Revista viernes


Alegría, fuente de vida

La felicidad es un estado del espíritu, mientras que el placer es un sentimiento pasajero que la mayoría de las veces deja un vacío en el alma.

PRINCE MARTÍNEZ

08 de abril de 2021 05:55 PM

En estos días al encontrarnos o al recibir una llamada lanzamos jubilosos un saludo ¡Felices Pascuas! Este mensaje lleva una carga de alegría que se transmite de inmediato en el que lo envía como en el que lo recibe. La alegría es una emoción. Y la emoción es movimiento. Ambas palabras, ‘emoción’ y ‘movimiento’, provienen de la misma raíz latina, “emotio”, que significa aquello que te mueve a ... “A diferencia de lo que pasa con otras emociones básicas como el miedo o la tristeza, que se sienten principalmente en el pecho, la alegría, asociada a la felicidad, provoca sensaciones de activación en todo el cuerpo”.

¿Y cuál es la razón o motivo de esta expresión de alegría en estos días?

Es que estamos los cristianos celebrando la fiesta más importante de todo el año: la PASCUA, cuando conmemoramos el “paso” de Jesús de la muerte a la vida.

Ahora quisiera reflexionar un poco sobre esa emoción que nos genera la alegría en este tiempo de Pascua. Ya desde el Antiguo Testamento se nos habla de la alegría y lo que significa en el ser humano ese sentimiento:

Antiguo Testamento

“Un corazón alegre es la vida del hombre y el gozo alarga el número de sus días”. (Eclo. 30, 22).

“Un hombre de corazón alegre tiene buen apetito y lo que come le hace provecho”. (Eclo 30, 25)

“El corazón alegre es buena medicina, pero el espíritu triste seca los huesos”. (Proverbios 17, 22)

En el Nuevo Testamento

“Felices más bien los que escuchan la Palabra de Dios y la ponen en práctica”. (Lucas 11, 28)

“Sean alegres en la esperanza”. (Rom 12, 12)

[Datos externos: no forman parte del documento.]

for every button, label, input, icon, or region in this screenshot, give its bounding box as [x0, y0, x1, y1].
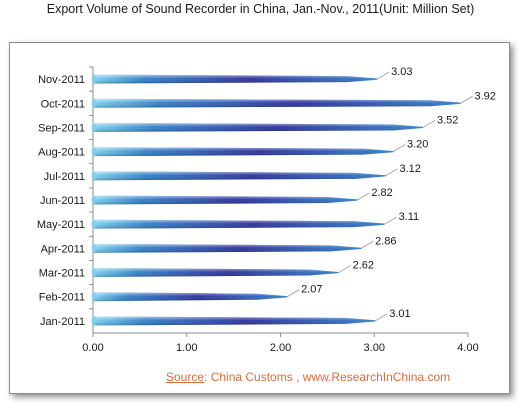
value-label: 2.86 [375, 235, 396, 247]
value-label: 3.01 [389, 308, 410, 320]
value-label: 3.92 [475, 90, 496, 102]
category-label: Apr-2011 [41, 243, 85, 255]
bar-base-cap [91, 147, 97, 157]
leader-line [338, 265, 351, 273]
bar-base-cap [91, 219, 97, 229]
chart-plot: 0.00 1.00 2.00 3.00 4.00 Jan-2011 3.01 Feb-2011… [37, 66, 496, 354]
value-label: 2.07 [301, 284, 322, 296]
value-label: 3.11 [399, 211, 420, 223]
bar-base-cap [91, 316, 97, 326]
source-note: Source: China Customs , www.ResearchInCh… [166, 370, 450, 384]
category-label: Oct-2011 [41, 98, 85, 110]
leader-line [384, 216, 397, 225]
value-label: 3.52 [437, 114, 458, 126]
bar-base-cap [91, 171, 97, 181]
leader-line [357, 192, 370, 201]
bar-layer [91, 74, 461, 326]
bar-sheen [93, 171, 386, 181]
bar-sheen [93, 316, 376, 326]
x-tick-label: 3.00 [364, 342, 385, 354]
leader-line [392, 144, 406, 152]
label-layer: 0.00 1.00 2.00 3.00 4.00 Jan-2011 3.01 Feb-2011… [37, 66, 496, 354]
leader-line [385, 168, 398, 177]
source-text: : China Customs , www.ResearchInChina.co… [204, 370, 451, 384]
value-label: 3.12 [400, 163, 421, 175]
category-label: May-2011 [37, 219, 85, 231]
bar-base-cap [91, 98, 97, 108]
category-label: Jan-2011 [40, 316, 85, 328]
x-tick-label: 0.00 [82, 342, 103, 354]
source-label: Source [166, 370, 205, 384]
bar-sheen [93, 268, 339, 278]
category-label: Jul-2011 [44, 171, 85, 183]
leader-line [374, 313, 388, 322]
x-tick-label: 2.00 [270, 342, 291, 354]
leader-line [376, 71, 390, 80]
bar-sheen [93, 147, 393, 157]
value-label: 3.03 [391, 66, 412, 78]
category-label: Nov-2011 [38, 74, 85, 86]
chart-frame: 0.00 1.00 2.00 3.00 4.00 Jan-2011 3.01 Feb-2011… [9, 42, 510, 394]
value-label: 2.62 [353, 260, 374, 272]
leader-line [360, 241, 374, 249]
category-label: Aug-2011 [38, 147, 85, 159]
chart-title: Export Volume of Sound Recorder in China… [46, 2, 475, 16]
bar-sheen [93, 74, 378, 84]
x-tick-label: 1.00 [176, 342, 197, 354]
bar-sheen [93, 292, 288, 302]
value-label: 3.20 [407, 139, 428, 151]
category-label: Sep-2011 [38, 122, 85, 134]
bar-sheen [93, 243, 362, 253]
bar-sheen [93, 122, 423, 132]
leader-line [286, 289, 300, 298]
leader-line [422, 120, 436, 128]
bar-base-cap [91, 268, 97, 278]
x-tick-label: 4.00 [457, 342, 478, 354]
category-label: Feb-2011 [39, 292, 85, 304]
bar-base-cap [91, 122, 97, 132]
bar-sheen [93, 219, 385, 229]
bar-sheen [93, 98, 461, 108]
bar-base-cap [91, 74, 97, 84]
category-label: Jun-2011 [40, 195, 85, 207]
bar-sheen [93, 195, 358, 205]
leader-line [460, 95, 473, 104]
category-label: Mar-2011 [39, 268, 85, 280]
bar-base-cap [91, 195, 97, 205]
value-label: 2.82 [371, 187, 392, 199]
bar-base-cap [91, 292, 97, 302]
bar-base-cap [91, 243, 97, 253]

La alegría del corazón nos abre a la esperanza porque nos ayuda a descubrir siempre el propósito de las cosas y de los hombres e impide que nos encerremos en lo negativo. La alegría y la esperanza van siempre unidas.

“Apenas oí tu saludo, el niño saltó de alegría en mi seno” (Lc 1, 44). Es que cuando una persona –como María o como nosotros en Ella– recibe de veras a Jesús, lo lleva en silencio y lo comunica sencillamente en el don de sí mismo a los demás, hace inmensamente felices a los otros, les hace sentir que algo nuevo se les sacude adentro como principio y signo de nueva creación.

En nuestra sociedad actual solemos confundir la felicidad con el placer. La primera es un estado del espíritu mientras que lo segundo es un sentimiento pasajero que la mayoría de las veces deja un vacío en el alma.

Aunque el placer mejore notablemente nuestro confort, no mejora los indicadores de felicidad. Aprender a crear tu propia felicidad sin esperar que venga de fuera es uno de los retos de la madurez emocional.

“La alegría que debes tener no es esa que podríamos llamar fisiológica, de animal sano, sino otra sobrenatural, que procede de abandonar todo y abandonarte en los brazos amorosos de nuestro Padre-Dios”. (Camino 659)

En esta época de pandemia debemos tener presente que el pesimismo, la tristeza, el mal humor oscurece el ambiente y hace mucho daño, mientras que con paz, alegría y serenidad hacemos más amable la vida de los demás. Sonreír habitualmente y tener una actitud cordial con quienes están a nuestro lado, es el abono para una vida positiva y fructífera.